To register moving or renaming any files:

git mv <old> <new>

where <old> and <new> are the old and new filenames.

To register the deletion of a file:

git rm <filename>

After you have added (staged) all the files that you want to include in a commit, check that what you have is all you want:

git status

This will tell you which files have changed, but have not been staged and also tells you how to unstage files. Note that you do not need to include all the changes you have made in one single commit. It is often most useful if you keep your commits small and very specific, because it makes it easier to undo things if you later decide that a previous code change was not nearly as useful as you once thought.

2. Commit the changes

Now that you have added (or staged) teh changes you want to include, you have to actually commit them to your local repo:

git commit

This will bring up a commit log in your default editor. The list of files whose changes will be committed (i.e. were staged via git add) is shown in the header at the top of the file. If you disagree with this list, exit the editor and add and unstage files as necessary to correct the list. Then try "git commit" again. If satisfied with the list of changed files, add a description of the set of changes (including a brief description of the problem that motivated the changes). Save and exit.

Note: writing good commit messages is essential for making sense of your code changes later. Or perhaps more importantly, for someone else to make sense of your code changes later. Generally, in Git it is recommended to describe the nature of the change in a brief one-liner, then leave a blank line, following by a more detailed description of the changes as necessary. The reason is that some of the tools that let you browse past changes (e.g. git log), use this one-liner to summarize code changes.

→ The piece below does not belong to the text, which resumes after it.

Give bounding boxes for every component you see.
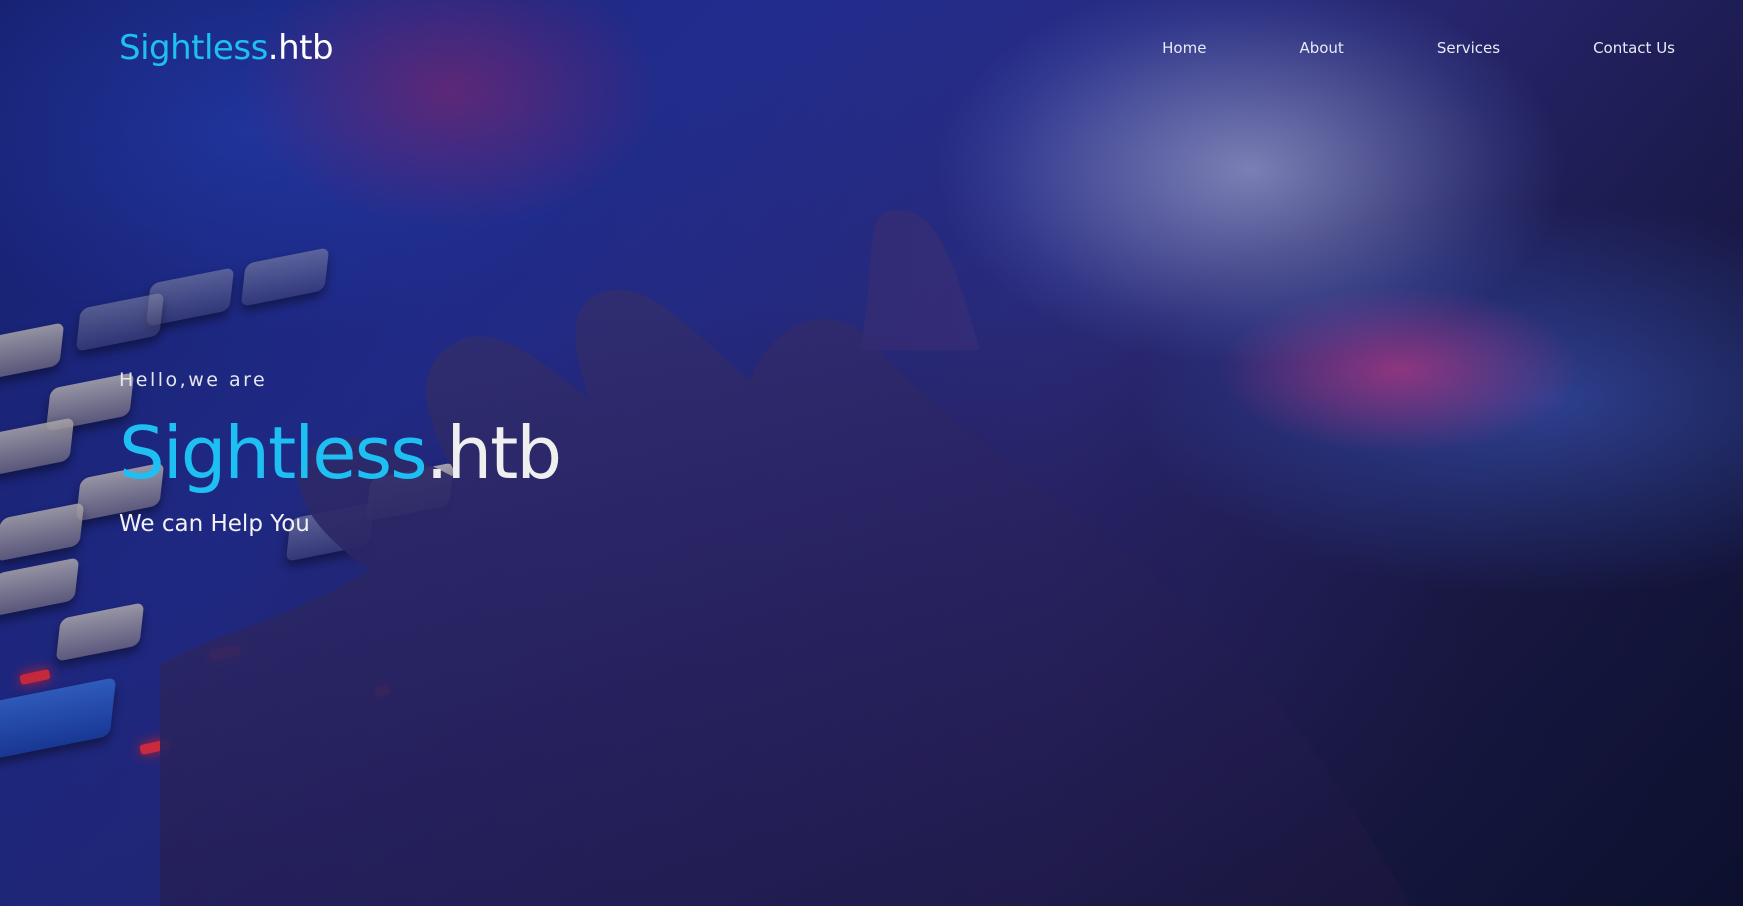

Pushing commits to your fork

After committing your changes, you should push them to your fork (which has the alias origin) stored on GitHub. If you don't remember what all your remotes are, simply type (git remote -v):

git push origin <branchname>

where <branchname> is the name of the branch where you made the commits.

Making a pull request

To make your changes visible to other users/developers, your changes must be incorporated into the truth repo. To do this, you must create a pull request on the GitHub server.

NOTE: We ask that you perform at least some basic tests on your code before you issue a pull request. Make sure the code compiles and runs for at least the test cases you have been working with. If it is a bug fix, make sure that it actually fixes the bug. If possible, try to make sure that it doesn't create a new bug. We are working on generating some standard tests that everyone can download and run for this purpose; until then, please test the code using your own input files.

The SUMMA administrator and other developers will review your pull request and decide if/how they want to incorporate your changes into the code. They are likely to suggest some changes (code style, content, etc.).

Git workflow

For us to leverage Git to its full potential, we have implemented a Git-oriented workflow. This requires developers to adhere to a few rules regarding branch names and merge requests. A full description of the workflow we use can be found in the document describing the Git workflow for SUMMA.